11 Octobre, 2017, 00:44 | Auteur: Lynn Cook
  • Kenya – élection : l'opposant Raila Odinga se retire

"Tout indique que l'élection prévue le 26 octobre sera pire que la précédente", a-t-il conclu, en formulant le voeu que le vote du 26 octobre soit annulé, faute de combattant, et qu'une nouvelle élection soit reprogrammée.

Raïla Odinga a annoncé ce mardi 10 octobre son retrait de l'élection présidentielle au Kenya prévue dans deux semaines. Or, les résultats proclamés par la commission électorale, donnaient le président sortant Uhuru Kenyatta, gagnant avec 54,27 % des voix.

L'opposition avait ensuite conditionné sa participation au nouveau scrutin à une réforme en profondeur de la Commission électorale (IEBC), mise en cause, dont l'éviction de plusieurs de ses responsables.
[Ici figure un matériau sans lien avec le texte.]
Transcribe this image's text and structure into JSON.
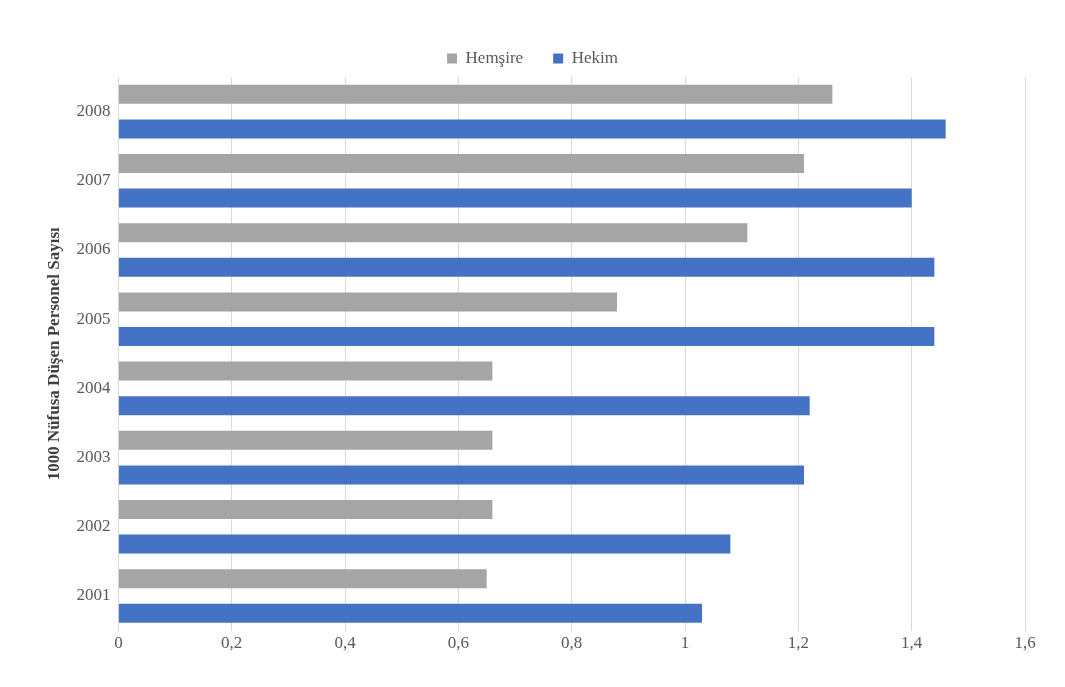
{
  "chart_data": {
    "type": "bar",
    "orientation": "horizontal",
    "ylabel": "1000 Nüfusa Düşen Personel Sayısı",
    "categories": [
      "2008",
      "2007",
      "2006",
      "2005",
      "2004",
      "2003",
      "2002",
      "2001"
    ],
    "series": [
      {
        "name": "Hemşire",
        "color": "#a5a5a5",
        "values": [
          1.26,
          1.21,
          1.11,
          0.88,
          0.66,
          0.66,
          0.66,
          0.65
        ]
      },
      {
        "name": "Hekim",
        "color": "#4472c4",
        "values": [
          1.46,
          1.4,
          1.44,
          1.44,
          1.22,
          1.21,
          1.08,
          1.03
        ]
      }
    ],
    "xlim": [
      0,
      1.6
    ],
    "xticks": [
      0,
      {
        "value": 0.2,
        "label": "0,2"
      },
      {
        "value": 0.4,
        "label": "0,4"
      },
      {
        "value": 0.6,
        "label": "0,6"
      },
      {
        "value": 0.8,
        "label": "0,8"
      },
      1,
      {
        "value": 1.2,
        "label": "1,2"
      },
      {
        "value": 1.4,
        "label": "1,4"
      },
      {
        "value": 1.6,
        "label": "1,6"
      }
    ],
    "grid": "x",
    "legend": "top"
  }
}
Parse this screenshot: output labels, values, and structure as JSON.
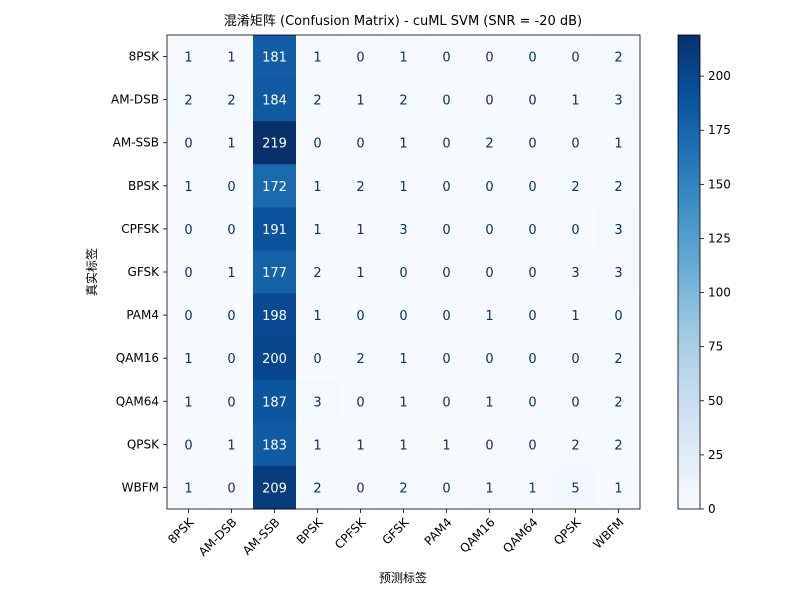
{
  "chart_data": {
    "type": "heatmap",
    "title": "混淆矩阵 (Confusion Matrix) - cuML SVM (SNR = -20 dB)",
    "xlabel": "预测标签",
    "ylabel": "真实标签",
    "x_categories": [
      "8PSK",
      "AM-DSB",
      "AM-SSB",
      "BPSK",
      "CPFSK",
      "GFSK",
      "PAM4",
      "QAM16",
      "QAM64",
      "QPSK",
      "WBFM"
    ],
    "y_categories": [
      "8PSK",
      "AM-DSB",
      "AM-SSB",
      "BPSK",
      "CPFSK",
      "GFSK",
      "PAM4",
      "QAM16",
      "QAM64",
      "QPSK",
      "WBFM"
    ],
    "matrix": [
      [
        1,
        1,
        181,
        1,
        0,
        1,
        0,
        0,
        0,
        0,
        2
      ],
      [
        2,
        2,
        184,
        2,
        1,
        2,
        0,
        0,
        0,
        1,
        3
      ],
      [
        0,
        1,
        219,
        0,
        0,
        1,
        0,
        2,
        0,
        0,
        1
      ],
      [
        1,
        0,
        172,
        1,
        2,
        1,
        0,
        0,
        0,
        2,
        2
      ],
      [
        0,
        0,
        191,
        1,
        1,
        3,
        0,
        0,
        0,
        0,
        3
      ],
      [
        0,
        1,
        177,
        2,
        1,
        0,
        0,
        0,
        0,
        3,
        3
      ],
      [
        0,
        0,
        198,
        1,
        0,
        0,
        0,
        1,
        0,
        1,
        0
      ],
      [
        1,
        0,
        200,
        0,
        2,
        1,
        0,
        0,
        0,
        0,
        2
      ],
      [
        1,
        0,
        187,
        3,
        0,
        1,
        0,
        1,
        0,
        0,
        2
      ],
      [
        0,
        1,
        183,
        1,
        1,
        1,
        1,
        0,
        0,
        2,
        2
      ],
      [
        1,
        0,
        209,
        2,
        0,
        2,
        0,
        1,
        1,
        5,
        1
      ]
    ],
    "colormap": "Blues",
    "colorbar": {
      "range": [
        0,
        219
      ],
      "ticks": [
        0,
        25,
        50,
        75,
        100,
        125,
        150,
        175,
        200
      ]
    }
  }
}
Elle a également organisé des manifestations contre l'IEBC alors que se sont multipliées les invectives entre pouvoir et opposition. " Dans l'intérêt des Kényans, de la région et plus largement du monde, nous estimons que le mieux sera que la National Super Alliance (la Nasa, coalition de l'opposition, ndlr) soit absente de l'élection présidentielle prévue pour le 26 octobre 2017 ", a-t-il fait savoir à la presse et ses milliers de partisans. "Il n'y a aucune intention de la part de l'IEBC d'apporter des changements à ses opérations et à certaines parties du personnel pour s'assurer que les illégalités et les irrégularités qui ont conduit à l'invalidation du 8 août ne se reproduisent plus", a déclaré Odinga lors d'une conférence de presse dans la capitale de Nairobi. "Nous marcherons avant d'aller terminer à la tour de l'ennemi", a lancé l'opposant lors de la conférence au cours de laquelle beaucoup de membres de la NASA se sont relayés.

Les réelles implications de ce retrait sont pour l'heure incertaines, et devraient faire l'objet d'une âpre bataille sur l'interprétation des textes de loi.

A Mombasa (sud-est), le rassemblement a réuni quelques dizaines de personnes à peine, sans doute en raison de la présence dans la deuxième ville du pays du président Uhuru Kenyatta, en pleine campagne pour le scrutin du 26 octobre.